While Amazon’s top line grew a respectable — albeit below estimates — 15% during the third quarter, strong dollar foreign exchange headwinds and rising expenses simply devoured most of its profits, leaving the company with razor thin margins and very little to show for 90 days’ work.

“As we’ve done in similar times in our history, we’re taking actions to tighten our belt,” Amazon CFO Brian Olsavsky told analysts, before pointing to unspecified corrective actions such as “pausing hiring in certain businesses” or “winding down products and services” where Amazon believes its resources would be better spent elsewhere.

As for a fast fix in the all-important holiday quarter, Olsavsky told investors that wasn’t likely, noting the company’s lowered Q4 forecast was the results of its expectation that the challenging global economic environment and forex headwinds that just crimped Q3 sales by more than 5% would be at least as harmful going forward.

. . . .

As much as Amazon said it is obsessed with the customer experience and making “their lives better and easier every day,” repairing the investor experience would seem to be an equal — if not more difficult — consideration.

This, as the company continues to pile on the Prime perks to expand its already massive 50+ percent share of online retail sales in the U.S. in an effort to keep members happy and coming back for more of the one-click, free delivery deals that have made Amazon the juggernaut that it is today.

By all accounts, the customer experience is good and loyalty remains high — but something clearly has to give as Amazon’s formula and expanding stable of blockbuster movies and media content, its coverage of NFL games, growth of palm reading cashierless stores, and expanding ecosystem of voice-powered Alexa devices are individually delightful but collectively unsustainable.

Said another way, Amazon spent $124 billion over the past three months en route to generating $127 billion of worldwide revenue, leaving it with just $2.5 billion of operating income to show for all of that effort.  Along the way, its margins have gone from 6.8% at the start of 2021, to 3.2% at the beginning of this year, to just 2.0% at the end of September, and presumably lower still as it winds down the year in peak promotional fashion.

The news did not sit well with investors who have now seen the tech giant’s stock drop more than 40% in a year and its market value slip below $1 trillion — down from $1.9 trillion at its peak last November.

. . . .

Certainly there is ample room and many large targets where Amazon could — and will — seek to accomplish “more with less,” but that process of squeezing efficiency out of the greater system is not likely to be easy or feel nice for customers or its 1.5 million employees.

To be sure, belt-tightening is never fun, but that process is being made even more difficult at Amazon, at the moment, given the fact that it will be happening concurrently with a similar phase of budgetary constraint that households and businesses are undergoing.

“The continuing impacts of broad-scale inflation, heightened fuel prices, and rising energy costs have impacted our sales growth as consumers assess the purchasing power and organizations of all sizes evaluate their technology and advertising spend,” Olsavsky cautioned in speaking to the trend of a slowing top line growth rate.

Link to the rest at PYMNTS

11 thoughts on “Amazon Tightens Its Belt as Consumers Do Too”

  1. Certainly there is ample room and many large targets where Amazon could — and will — seek to accomplish “more with less,”

    “More with less” is code for WTF Happened??

    • I read that as more work per wardhouse, less warehouses.
      And when it comes to choosing which close, we can figure out which go first, right?
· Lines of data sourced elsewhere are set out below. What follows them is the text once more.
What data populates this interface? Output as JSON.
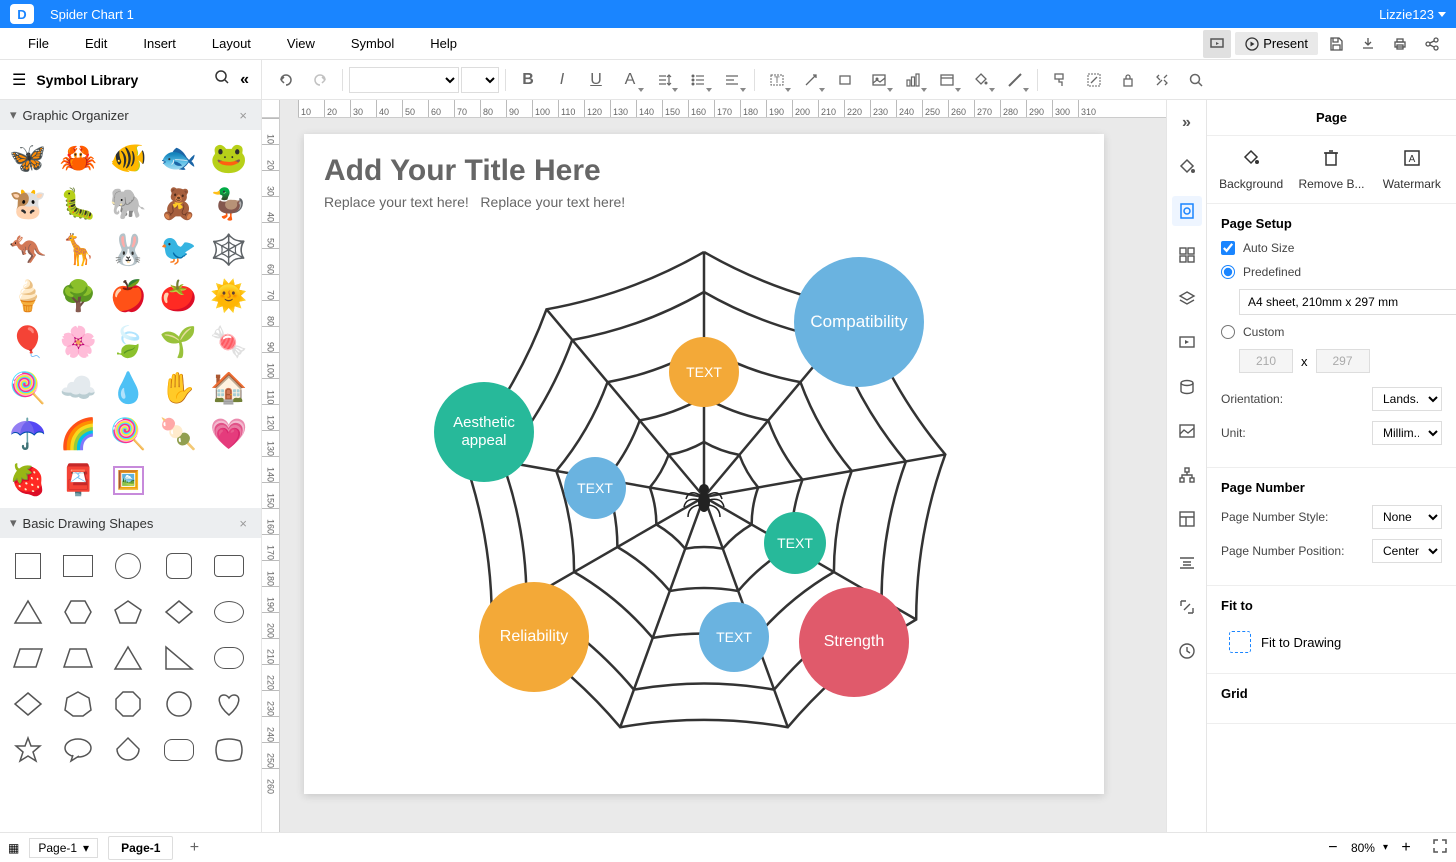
{
  "titlebar": {
    "doc_title": "Spider Chart 1",
    "user": "Lizzie123"
  },
  "menubar": {
    "items": [
      "File",
      "Edit",
      "Insert",
      "Layout",
      "View",
      "Symbol",
      "Help"
    ],
    "present": "Present"
  },
  "symbol_library": {
    "title": "Symbol Library"
  },
  "categories": {
    "graphic_organizer": "Graphic Organizer",
    "basic_shapes": "Basic Drawing Shapes"
  },
  "page": {
    "title": "Add Your Title Here",
    "sub1": "Replace your text here!",
    "sub2": "Replace your text here!"
  },
  "bubbles": {
    "compatibility": "Compatibility",
    "aesthetic": "Aesthetic appeal",
    "reliability": "Reliability",
    "strength": "Strength",
    "text": "TEXT"
  },
  "right_panel": {
    "title": "Page",
    "actions": {
      "background": "Background",
      "remove": "Remove B...",
      "watermark": "Watermark"
    },
    "page_setup": "Page Setup",
    "auto_size": "Auto Size",
    "predefined": "Predefined",
    "preset": "A4 sheet, 210mm x 297 mm",
    "custom": "Custom",
    "width": "210",
    "height": "297",
    "x": "x",
    "orientation": "Orientation:",
    "orientation_val": "Lands...",
    "unit": "Unit:",
    "unit_val": "Millim...",
    "page_number": "Page Number",
    "pn_style": "Page Number Style:",
    "pn_style_val": "None",
    "pn_pos": "Page Number Position:",
    "pn_pos_val": "Center",
    "fit_to": "Fit to",
    "fit_drawing": "Fit to Drawing",
    "grid": "Grid"
  },
  "statusbar": {
    "page_sel": "Page-1",
    "tab": "Page-1",
    "zoom": "80%"
  },
  "ruler_h": [
    10,
    20,
    30,
    40,
    50,
    60,
    70,
    80,
    90,
    100,
    110,
    120,
    130,
    140,
    150,
    160,
    170,
    180,
    190,
    200,
    210,
    220,
    230,
    240,
    250,
    260,
    270,
    280,
    290,
    300,
    310
  ],
  "ruler_v": [
    10,
    20,
    30,
    40,
    50,
    60,
    70,
    80,
    90,
    100,
    110,
    120,
    130,
    140,
    150,
    160,
    170,
    180,
    190,
    200,
    210,
    220,
    230,
    240,
    250,
    260
  ]
}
Higher costs, lower local incentives.

    • Oh, they’ll be firings.
      In january.
      Starting with the holiday temps, many of which get hired fulltime in better times but this year holiday temps are just that, temps.

      They won’t be alone: every well run company will be retrenching.
      The tech industry already has a name for the inflation-induced cuts: tech winter.
      SiliValley companids will be the hardest hit because they’ve been the most spendthrift snd perk liberal. And to add to the “fun” employees that get stock options as part of pay will find the options underwater and worthless.

      Europe’s “tech winter” came in the summer because their tech sector is smaller and less profitable. Plus their high(er) cost of energy means their recession started earlier.

    • Musk is perhaps the best experimenter we have. He kept sending the rockets up, and then analyzing why they came down so quickly and spectacularly. Each time, he got higher and higher.

      And yet, he’s now firing half the Twitter employees.

  2. The first of the unspecified moves has been announced, a hiring freeze at corporate:

    White collar workers, not warehouse or delivery staff.
    Once the holiday season is over, the other shoe will drop.
    The same can be expected more broadly after the election, when inflation data is recalculated and announced.
    (Also, the FED isn’t done raising interest rates.)

    Winter is coming for most industries.